Form the standardized variable \[ Y = \frac{n_1 - Np_1}{\sqrt{Np_1(1-p_1)}} \sim \mathcal{N}(0,1) \] and therefore \(Y^2 \sim \chi_1^2\). One can show that \(Y^2\) can be written as \[ Y^2 = \sum_{i=1}^2 \frac{(n_i - Np_i)^2}{Np_i} \]

Generalization to \(k>2\) \[ Y^2 = \sum_{i=1}^k \frac{(n_i - Np_i)^2}{Np_i} \sim \chi^2_{k-1} \]

Reject \(H_0\) with \(1-\alpha\) confidence level if \(\chi^2_{k-1}\) is found to lie in the upper \(\alpha\%\) of the distribution (upper 1-tail test).

Bootstrap1

Bootstrap
Estimate the variability/uncertainty of a statistic (e.g., mean or median) by resampling our data multiple times
  • Bag with 100 marbles. Average weight? Focus on subset \(N=10\).2
  • Randomly draw 10 marbles with replacement
  • Compute statistic
  • Repeat many times (e.g., 1,000x or 10,000x)
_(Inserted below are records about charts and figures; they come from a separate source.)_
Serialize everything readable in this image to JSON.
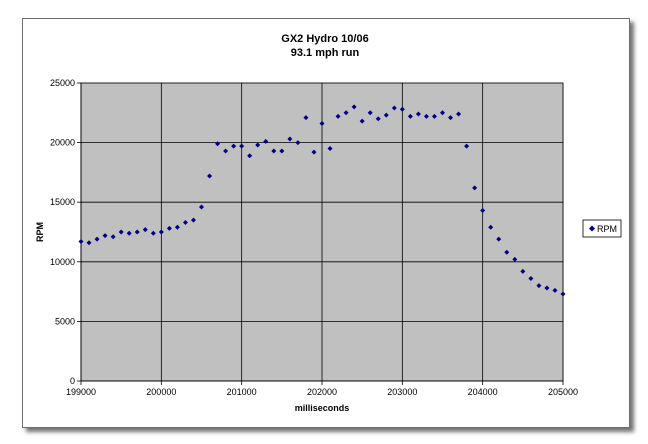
{
  "chart_data": {
    "type": "scatter",
    "title": "GX2 Hydro 10/06",
    "subtitle": "93.1 mph run",
    "xlabel": "milliseconds",
    "ylabel": "RPM",
    "xlim": [
      199000,
      205000
    ],
    "ylim": [
      0,
      25000
    ],
    "x_ticks": [
      199000,
      200000,
      201000,
      202000,
      203000,
      204000,
      205000
    ],
    "y_ticks": [
      0,
      5000,
      10000,
      15000,
      20000,
      25000
    ],
    "grid": true,
    "legend_position": "right",
    "plot_background": "#c0c0c0",
    "marker_color": "#000080",
    "series": [
      {
        "name": "RPM",
        "points": [
          [
            199000,
            11700
          ],
          [
            199100,
            11600
          ],
          [
            199200,
            11900
          ],
          [
            199300,
            12200
          ],
          [
            199400,
            12100
          ],
          [
            199500,
            12500
          ],
          [
            199600,
            12400
          ],
          [
            199700,
            12500
          ],
          [
            199800,
            12700
          ],
          [
            199900,
            12400
          ],
          [
            200000,
            12500
          ],
          [
            200100,
            12800
          ],
          [
            200200,
            12900
          ],
          [
            200300,
            13300
          ],
          [
            200400,
            13500
          ],
          [
            200500,
            14600
          ],
          [
            200600,
            17200
          ],
          [
            200700,
            19900
          ],
          [
            200800,
            19300
          ],
          [
            200900,
            19700
          ],
          [
            201000,
            19700
          ],
          [
            201100,
            18900
          ],
          [
            201200,
            19800
          ],
          [
            201300,
            20100
          ],
          [
            201400,
            19300
          ],
          [
            201500,
            19300
          ],
          [
            201600,
            20300
          ],
          [
            201700,
            20000
          ],
          [
            201800,
            22100
          ],
          [
            201900,
            19200
          ],
          [
            202000,
            21600
          ],
          [
            202100,
            19500
          ],
          [
            202200,
            22200
          ],
          [
            202300,
            22500
          ],
          [
            202400,
            23000
          ],
          [
            202500,
            21800
          ],
          [
            202600,
            22500
          ],
          [
            202700,
            22000
          ],
          [
            202800,
            22300
          ],
          [
            202900,
            22900
          ],
          [
            203000,
            22800
          ],
          [
            203100,
            22200
          ],
          [
            203200,
            22400
          ],
          [
            203300,
            22200
          ],
          [
            203400,
            22200
          ],
          [
            203500,
            22500
          ],
          [
            203600,
            22100
          ],
          [
            203700,
            22400
          ],
          [
            203800,
            19700
          ],
          [
            203900,
            16200
          ],
          [
            204000,
            14300
          ],
          [
            204100,
            12900
          ],
          [
            204200,
            11900
          ],
          [
            204300,
            10800
          ],
          [
            204400,
            10200
          ],
          [
            204500,
            9200
          ],
          [
            204600,
            8600
          ],
          [
            204700,
            8000
          ],
          [
            204800,
            7800
          ],
          [
            204900,
            7600
          ],
          [
            205000,
            7300
          ]
        ]
      }
    ]
  }
}
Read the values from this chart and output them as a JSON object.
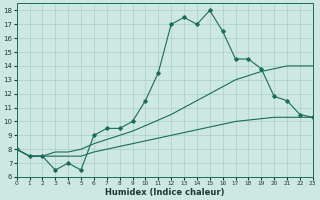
{
  "xlabel": "Humidex (Indice chaleur)",
  "xlim": [
    0,
    23
  ],
  "ylim": [
    6,
    18.5
  ],
  "yticks": [
    6,
    7,
    8,
    9,
    10,
    11,
    12,
    13,
    14,
    15,
    16,
    17,
    18
  ],
  "xticks": [
    0,
    1,
    2,
    3,
    4,
    5,
    6,
    7,
    8,
    9,
    10,
    11,
    12,
    13,
    14,
    15,
    16,
    17,
    18,
    19,
    20,
    21,
    22,
    23
  ],
  "bg_color": "#cde8e2",
  "line_color": "#1a6b5a",
  "grid_color": "#aacfc8",
  "line1_x": [
    0,
    1,
    2,
    3,
    4,
    5,
    6,
    7,
    8,
    9,
    10,
    11,
    12,
    13,
    14,
    15,
    16,
    17,
    18,
    19,
    20,
    21,
    22,
    23
  ],
  "line1_y": [
    8.0,
    7.5,
    7.5,
    6.5,
    7.0,
    6.5,
    9.0,
    9.5,
    9.5,
    10.0,
    11.5,
    13.5,
    17.0,
    17.5,
    17.0,
    18.0,
    16.5,
    14.5,
    14.5,
    13.8,
    11.8,
    11.5,
    10.5,
    10.3
  ],
  "line2_x": [
    0,
    1,
    2,
    3,
    4,
    5,
    6,
    7,
    8,
    9,
    10,
    11,
    12,
    13,
    14,
    15,
    16,
    17,
    18,
    19,
    20,
    21,
    22,
    23
  ],
  "line2_y": [
    8.0,
    7.5,
    7.5,
    7.8,
    7.8,
    8.0,
    8.4,
    8.7,
    9.0,
    9.3,
    9.7,
    10.1,
    10.5,
    11.0,
    11.5,
    12.0,
    12.5,
    13.0,
    13.3,
    13.6,
    13.8,
    14.0,
    14.0,
    14.0
  ],
  "line3_x": [
    0,
    1,
    2,
    3,
    4,
    5,
    6,
    7,
    8,
    9,
    10,
    11,
    12,
    13,
    14,
    15,
    16,
    17,
    18,
    19,
    20,
    21,
    22,
    23
  ],
  "line3_y": [
    8.0,
    7.5,
    7.5,
    7.5,
    7.5,
    7.5,
    7.8,
    8.0,
    8.2,
    8.4,
    8.6,
    8.8,
    9.0,
    9.2,
    9.4,
    9.6,
    9.8,
    10.0,
    10.1,
    10.2,
    10.3,
    10.3,
    10.3,
    10.3
  ]
}
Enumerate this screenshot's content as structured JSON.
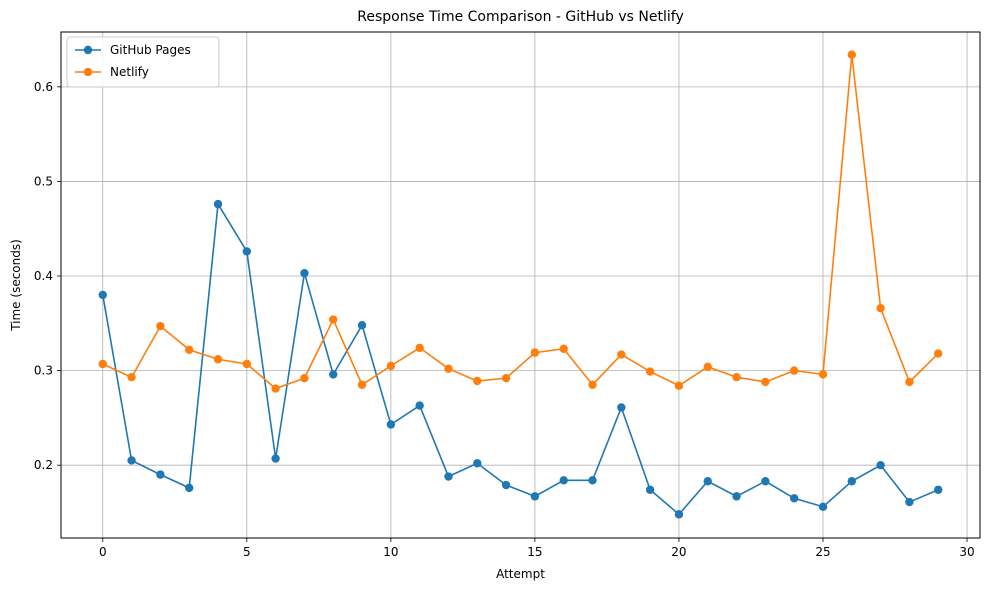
{
  "chart_data": {
    "type": "line",
    "title": "Response Time Comparison - GitHub vs Netlify",
    "xlabel": "Attempt",
    "ylabel": "Time (seconds)",
    "xlim": [
      -1.45,
      30.45
    ],
    "ylim": [
      0.123,
      0.658
    ],
    "xticks": [
      0,
      5,
      10,
      15,
      20,
      25,
      30
    ],
    "yticks": [
      0.2,
      0.3,
      0.4,
      0.5,
      0.6
    ],
    "grid": true,
    "legend_position": "top-left",
    "x": [
      0,
      1,
      2,
      3,
      4,
      5,
      6,
      7,
      8,
      9,
      10,
      11,
      12,
      13,
      14,
      15,
      16,
      17,
      18,
      19,
      20,
      21,
      22,
      23,
      24,
      25,
      26,
      27,
      28,
      29
    ],
    "series": [
      {
        "name": "GitHub Pages",
        "color": "#1f77b4",
        "values": [
          0.38,
          0.205,
          0.19,
          0.176,
          0.476,
          0.426,
          0.207,
          0.403,
          0.296,
          0.348,
          0.243,
          0.263,
          0.188,
          0.202,
          0.179,
          0.167,
          0.184,
          0.184,
          0.261,
          0.174,
          0.148,
          0.183,
          0.167,
          0.183,
          0.165,
          0.156,
          0.183,
          0.2,
          0.161,
          0.174
        ]
      },
      {
        "name": "Netlify",
        "color": "#ff7f0e",
        "values": [
          0.307,
          0.293,
          0.347,
          0.322,
          0.312,
          0.307,
          0.281,
          0.292,
          0.354,
          0.285,
          0.305,
          0.324,
          0.302,
          0.289,
          0.292,
          0.319,
          0.323,
          0.285,
          0.317,
          0.299,
          0.284,
          0.304,
          0.293,
          0.288,
          0.3,
          0.296,
          0.634,
          0.366,
          0.288,
          0.318
        ]
      }
    ]
  }
}
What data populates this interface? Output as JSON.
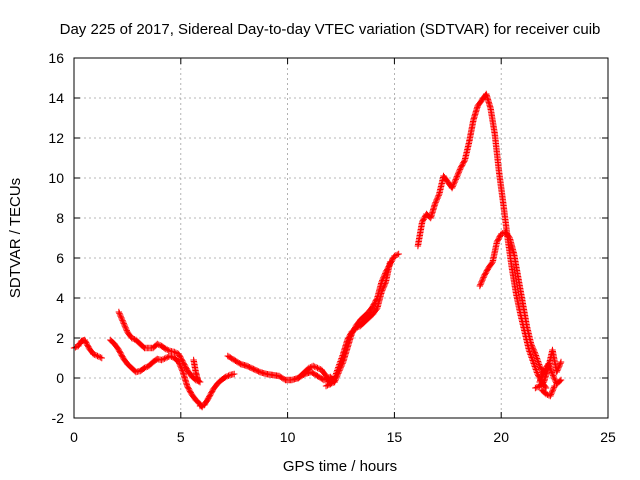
{
  "chart_data": {
    "type": "scatter",
    "title": "Day 225 of 2017, Sidereal Day-to-day VTEC variation (SDTVAR) for receiver cuib",
    "xlabel": "GPS time / hours",
    "ylabel": "SDTVAR / TECUs",
    "xlim": [
      0,
      25
    ],
    "ylim": [
      -2,
      16
    ],
    "x_ticks": [
      0,
      5,
      10,
      15,
      20,
      25
    ],
    "y_ticks": [
      -2,
      0,
      2,
      4,
      6,
      8,
      10,
      12,
      14,
      16
    ],
    "grid": true,
    "marker": "+",
    "colors": {
      "series": "#ff0000",
      "grid": "#a0a0a0",
      "axes": "#000000"
    },
    "series": [
      {
        "x": [
          0.0,
          0.2,
          0.35,
          0.5,
          0.7,
          0.9,
          1.1,
          1.3
        ],
        "y": [
          1.5,
          1.6,
          1.85,
          1.9,
          1.5,
          1.2,
          1.1,
          1.0
        ]
      },
      {
        "x": [
          1.7,
          1.9,
          2.1,
          2.3,
          2.5,
          2.7,
          2.9,
          3.1,
          3.3,
          3.5,
          3.7,
          3.9,
          4.1,
          4.3,
          4.5,
          4.7,
          4.9,
          5.1,
          5.3,
          5.5,
          5.7,
          5.9,
          6.0
        ],
        "y": [
          1.9,
          1.7,
          1.4,
          1.0,
          0.7,
          0.5,
          0.3,
          0.35,
          0.5,
          0.6,
          0.8,
          0.95,
          0.9,
          1.0,
          1.1,
          1.0,
          0.8,
          0.3,
          -0.4,
          -0.8,
          -1.1,
          -1.3,
          -1.45
        ]
      },
      {
        "x": [
          2.1,
          2.3,
          2.5,
          2.7,
          2.9,
          3.1,
          3.3,
          3.5,
          3.7,
          3.9,
          4.1,
          4.3,
          4.5,
          4.7,
          4.9,
          5.1,
          5.3,
          5.5,
          5.7,
          5.9
        ],
        "y": [
          3.3,
          2.8,
          2.3,
          2.0,
          1.9,
          1.7,
          1.5,
          1.5,
          1.5,
          1.7,
          1.6,
          1.45,
          1.35,
          1.3,
          1.2,
          0.8,
          0.4,
          0.1,
          -0.1,
          -0.2
        ]
      },
      {
        "x": [
          5.9,
          6.1,
          6.3,
          6.5,
          6.7,
          6.9,
          7.1,
          7.3,
          7.5
        ],
        "y": [
          -1.4,
          -1.35,
          -1.0,
          -0.6,
          -0.3,
          -0.1,
          0.05,
          0.15,
          0.2
        ]
      },
      {
        "x": [
          7.2,
          7.5,
          7.8,
          8.1,
          8.4,
          8.7,
          9.0,
          9.3,
          9.6,
          9.9,
          10.2,
          10.5,
          10.8,
          11.1,
          11.4,
          11.7,
          12.0,
          12.2
        ],
        "y": [
          1.1,
          0.9,
          0.7,
          0.6,
          0.45,
          0.3,
          0.2,
          0.15,
          0.1,
          -0.1,
          -0.1,
          0.0,
          0.2,
          0.3,
          0.1,
          -0.1,
          0.05,
          -0.2
        ]
      },
      {
        "x": [
          10.5,
          10.8,
          11.0,
          11.2,
          11.4,
          11.6,
          11.8,
          12.0,
          12.2,
          12.4,
          12.6,
          12.8,
          13.0,
          13.2,
          13.4,
          13.6,
          13.8,
          14.0,
          14.2,
          14.4,
          14.6,
          14.8,
          15.0,
          15.2
        ],
        "y": [
          0.0,
          0.3,
          0.5,
          0.6,
          0.5,
          0.4,
          0.1,
          -0.3,
          -0.2,
          0.3,
          0.8,
          1.5,
          2.2,
          2.6,
          2.9,
          3.1,
          3.3,
          3.6,
          4.0,
          4.8,
          5.3,
          5.7,
          6.1,
          6.2
        ]
      },
      {
        "x": [
          11.8,
          12.0,
          12.2,
          12.4,
          12.6,
          12.8,
          13.0,
          13.2,
          13.4,
          13.6,
          13.8,
          14.0,
          14.2,
          14.4,
          14.6,
          14.8
        ],
        "y": [
          -0.4,
          -0.3,
          0.0,
          0.6,
          1.2,
          1.9,
          2.3,
          2.5,
          2.6,
          2.8,
          3.0,
          3.2,
          3.5,
          4.3,
          4.8,
          5.8
        ]
      },
      {
        "x": [
          16.1,
          16.3,
          16.5,
          16.7,
          16.9,
          17.1,
          17.3,
          17.5,
          17.7,
          17.9,
          18.1,
          18.3,
          18.5,
          18.7,
          18.9,
          19.1,
          19.3,
          19.5,
          19.7,
          19.9,
          20.1,
          20.3,
          20.5,
          20.7,
          20.9,
          21.1,
          21.3,
          21.5,
          21.7,
          21.9,
          22.1
        ],
        "y": [
          6.6,
          7.8,
          8.2,
          8.0,
          8.7,
          9.2,
          10.1,
          9.8,
          9.5,
          10.0,
          10.5,
          10.9,
          11.8,
          12.9,
          13.6,
          13.9,
          14.2,
          13.5,
          12.2,
          10.3,
          8.7,
          7.0,
          5.5,
          4.2,
          3.2,
          2.3,
          1.4,
          0.8,
          0.2,
          -0.2,
          -0.5
        ]
      },
      {
        "x": [
          19.0,
          19.2,
          19.4,
          19.6,
          19.8,
          20.0,
          20.2,
          20.4,
          20.6,
          20.8,
          21.0,
          21.2,
          21.4,
          21.6,
          21.8,
          22.0
        ],
        "y": [
          4.6,
          5.1,
          5.5,
          5.8,
          6.8,
          7.2,
          7.3,
          7.0,
          6.2,
          5.0,
          3.8,
          2.6,
          1.7,
          1.2,
          0.6,
          0.2
        ]
      },
      {
        "x": [
          21.8,
          22.0,
          22.2,
          22.4,
          22.6,
          22.8
        ],
        "y": [
          -0.2,
          0.3,
          0.7,
          0.2,
          -0.3,
          -0.1
        ]
      },
      {
        "x": [
          21.6,
          21.8,
          22.0,
          22.2,
          22.4,
          22.6,
          22.8
        ],
        "y": [
          -0.5,
          -0.4,
          -0.2,
          0.5,
          1.4,
          0.3,
          0.8
        ]
      },
      {
        "x": [
          21.9,
          22.1,
          22.3,
          22.5
        ],
        "y": [
          -0.6,
          -0.8,
          -0.9,
          -0.4
        ]
      },
      {
        "x": [
          5.6,
          5.7,
          5.8,
          5.9
        ],
        "y": [
          0.9,
          0.3,
          -0.1,
          -0.2
        ]
      }
    ]
  }
}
Squeeze more information out of a limited dataset

Summary

Summary

Parameter estimation
Distribution of the sample mean, sample variance
PDF of common statistics
Expected distribution for mean, variance, standardized distribution, ratio of variances
Confidence regions
Put bounds on statistic
Hypothesis testing
Try to reject the null hypothesis up to desired confidence level
Non-parametric tests
Pearson \(\chi^2\) for binned data, bootstrap

References

Amendola, Luca. 2021. “Lecture Notes on Statistical Methods.” https://www.thphys.uni-heidelberg.de/%7Eamendola/teaching/compstat-hd.pdf.
Wackerly, Dennis, William Mendenhall, and Richard L Scheaffer. 2014. Mathematical Statistics with Applications. Cengage Learning.